Saturday, July 28, 2012

50 Shades of Malibu Barbie.

A friend and I were recently discussing reading and how we've long since believed books should have a rating system. She was telling me about a group of preteens who were giggling and pointing at a fresh shipment of erotica novels that had just made it into the bookstore, before one girl finally bought a copy. Say what now?

Movies, video games, even adult magazines have age requirements. Where is that rule for literature? Why isn't there a difference between Harry Potter, a relatively innocent story about a kid in wizard school and Crank, a hard-hitting, in depth novel about substance abuse? Those novels really shouldn't be in the same section, but unfortunately, the problem has gone from watching the train wreck to being in it.

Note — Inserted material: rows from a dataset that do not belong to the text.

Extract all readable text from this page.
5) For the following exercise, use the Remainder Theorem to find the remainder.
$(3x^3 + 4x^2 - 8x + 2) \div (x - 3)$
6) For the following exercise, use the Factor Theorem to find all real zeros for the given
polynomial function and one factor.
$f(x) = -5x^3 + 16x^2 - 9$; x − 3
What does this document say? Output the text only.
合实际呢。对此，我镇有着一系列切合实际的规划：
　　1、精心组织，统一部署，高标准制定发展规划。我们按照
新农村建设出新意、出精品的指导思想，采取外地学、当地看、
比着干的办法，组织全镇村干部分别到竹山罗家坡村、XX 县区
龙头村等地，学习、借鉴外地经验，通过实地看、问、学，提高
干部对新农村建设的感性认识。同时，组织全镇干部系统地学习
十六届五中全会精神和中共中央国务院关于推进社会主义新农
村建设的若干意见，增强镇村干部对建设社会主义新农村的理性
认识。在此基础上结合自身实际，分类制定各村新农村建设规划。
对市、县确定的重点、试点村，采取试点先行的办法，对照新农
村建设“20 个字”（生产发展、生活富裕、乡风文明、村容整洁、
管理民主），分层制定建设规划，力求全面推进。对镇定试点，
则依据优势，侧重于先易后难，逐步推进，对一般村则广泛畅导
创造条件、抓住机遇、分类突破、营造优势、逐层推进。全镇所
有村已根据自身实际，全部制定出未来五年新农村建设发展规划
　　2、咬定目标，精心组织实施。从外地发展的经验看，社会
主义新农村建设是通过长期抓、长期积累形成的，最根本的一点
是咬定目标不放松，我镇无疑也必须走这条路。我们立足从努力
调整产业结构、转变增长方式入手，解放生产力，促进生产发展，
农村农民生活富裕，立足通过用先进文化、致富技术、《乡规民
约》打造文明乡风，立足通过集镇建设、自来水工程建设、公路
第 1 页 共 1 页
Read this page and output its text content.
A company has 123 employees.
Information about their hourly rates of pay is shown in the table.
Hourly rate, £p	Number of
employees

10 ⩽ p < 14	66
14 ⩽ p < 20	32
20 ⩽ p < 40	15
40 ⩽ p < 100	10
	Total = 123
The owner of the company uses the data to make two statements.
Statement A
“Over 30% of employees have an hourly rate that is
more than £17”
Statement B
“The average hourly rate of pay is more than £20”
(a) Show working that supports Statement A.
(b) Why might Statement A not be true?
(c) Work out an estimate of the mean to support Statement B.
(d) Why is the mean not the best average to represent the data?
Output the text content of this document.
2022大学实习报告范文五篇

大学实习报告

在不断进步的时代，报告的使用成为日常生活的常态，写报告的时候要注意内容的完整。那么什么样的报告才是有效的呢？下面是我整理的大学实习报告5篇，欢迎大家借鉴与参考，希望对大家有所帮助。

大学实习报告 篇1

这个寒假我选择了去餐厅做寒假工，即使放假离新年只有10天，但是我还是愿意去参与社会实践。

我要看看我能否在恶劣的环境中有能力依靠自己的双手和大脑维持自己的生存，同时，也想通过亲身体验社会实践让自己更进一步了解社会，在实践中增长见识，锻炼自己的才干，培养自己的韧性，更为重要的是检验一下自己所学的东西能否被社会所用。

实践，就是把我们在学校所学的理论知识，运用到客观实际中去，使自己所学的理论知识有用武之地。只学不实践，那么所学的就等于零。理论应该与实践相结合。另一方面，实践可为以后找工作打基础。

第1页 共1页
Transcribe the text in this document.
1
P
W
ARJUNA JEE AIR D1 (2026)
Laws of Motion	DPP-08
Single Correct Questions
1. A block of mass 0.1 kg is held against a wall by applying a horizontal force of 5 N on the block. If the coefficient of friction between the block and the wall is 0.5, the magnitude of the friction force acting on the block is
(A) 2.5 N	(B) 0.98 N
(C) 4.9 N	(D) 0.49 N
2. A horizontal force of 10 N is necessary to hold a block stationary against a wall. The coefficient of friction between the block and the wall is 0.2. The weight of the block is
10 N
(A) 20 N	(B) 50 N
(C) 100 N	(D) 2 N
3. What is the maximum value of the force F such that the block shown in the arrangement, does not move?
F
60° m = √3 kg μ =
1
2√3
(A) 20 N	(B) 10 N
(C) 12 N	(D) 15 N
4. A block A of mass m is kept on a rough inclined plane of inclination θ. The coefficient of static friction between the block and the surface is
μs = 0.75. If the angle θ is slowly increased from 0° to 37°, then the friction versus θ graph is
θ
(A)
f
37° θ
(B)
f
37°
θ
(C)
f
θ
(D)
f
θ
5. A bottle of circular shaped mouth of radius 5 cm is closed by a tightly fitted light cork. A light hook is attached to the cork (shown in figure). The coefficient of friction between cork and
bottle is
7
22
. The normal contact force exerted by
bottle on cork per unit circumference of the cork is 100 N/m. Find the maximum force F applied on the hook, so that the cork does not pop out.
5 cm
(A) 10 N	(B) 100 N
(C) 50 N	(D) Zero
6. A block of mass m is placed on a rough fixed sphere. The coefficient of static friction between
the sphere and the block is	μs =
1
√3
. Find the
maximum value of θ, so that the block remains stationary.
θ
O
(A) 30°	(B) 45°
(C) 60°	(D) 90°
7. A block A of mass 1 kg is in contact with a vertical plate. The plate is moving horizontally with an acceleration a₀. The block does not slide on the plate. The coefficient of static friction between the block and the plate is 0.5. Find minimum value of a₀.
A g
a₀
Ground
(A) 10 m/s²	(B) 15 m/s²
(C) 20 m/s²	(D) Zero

Erotica has always been around, but I'm sure most kids would sooner read their comic books than deliberately seek out a sexually explicit novel. But with the recent explosion of the world-renowned 50 Shades of Grey, finding an over-the-top book isn't a problem. And really, with the epic coverage this very adult novel has received, why wouldn't a barely-teen be curious about the subject of her mom's wildly successful book club? I'll bet the money-makers in this situation didn't consider that.

But it brings us back to the original subject. Why can a thirteen year-old child walk into a bookstore and openly purchase an erotica novel? Who gets to say this is okay? I have two young daughters, and I realize I'm responsible for what they read, but that doesn't assure they can't get a hold of something they shouldn't, even accidentally. If they wouldn't be allowed to walk into a movie theater and watch Pretty Woman, they shouldn't be allowed to walk into a bookstore and buy it off the shelves.

What do you think? Do you think literature should be more carefully monitored?


  1. I think it should be up to the parents to watch what their kids do/monitor what they read and watch. Personally the rating system for movies is actually pretty corrupt as it is (see the documentary "This Film Has Not Been Rated). As far as erotica being more widely available, well maybe they should have some restrictions as those authors are only intending for an adult audience to read it. The only problem there is, put restrictions on one genre, then where does it stop?

  2. I'm with Jenn. I think that there are too many ratings and restrictions as is. Why would we want the government involved in yet another thing that determines what is best for us based on age. Age ain't nothin' but a number, baaaybbaa :)

  3. As far as erotica goes, I think there should be a warning label somewhere on the cover. I'm not saying it should be "restricted" necessarily(and def not by the government!), but a heads up would be nice. To look at 50 Shades and not know what it's about, one wouldn't expect erotica.

    Video game makers choose what to rate their games. Even I have a 15+ note on my book. That isn't to say a 14 year-old shouldn't be allowed to pick it up, but it's intended for a slightly more mature audience. I'm trying to give people something to go on as a courtesy to them. They know what they're getting into in advance :)

  4. I put a self rating on my own work. I know what is inside and I don't believe anyone younger than 18 should be reading it. That said however, anyone can still pick it up. I can only hope that if someone younger than that finds it, they understand what is inside was written with an adult in mind.

  5. I live in a small town with a locally owned bookstore. Though I can't say this WOULD happen, I could imagine the staff might actually refuse to sell "50 Shades" to a young teen. Of course, there are always the "big box" stores, as well as Amazon.

    And, sure, the "adult content" label can't hurt. But in most cases, I think the cover gives it away.

  6. I don't think there needs to be a rating system for books; growing up, I read pretty much everything. I never really wanted to read erotica, so never ran into any "You can't read that" arguments with my mom, but she did for the most part pay some attention to what I was reading (though usually in the sense that we passed books back and forth).

    I think it should be up to parents to decide. I would have felt oppressed as a kid if some book store clerk told me I wasn't old enough to read Stephen King.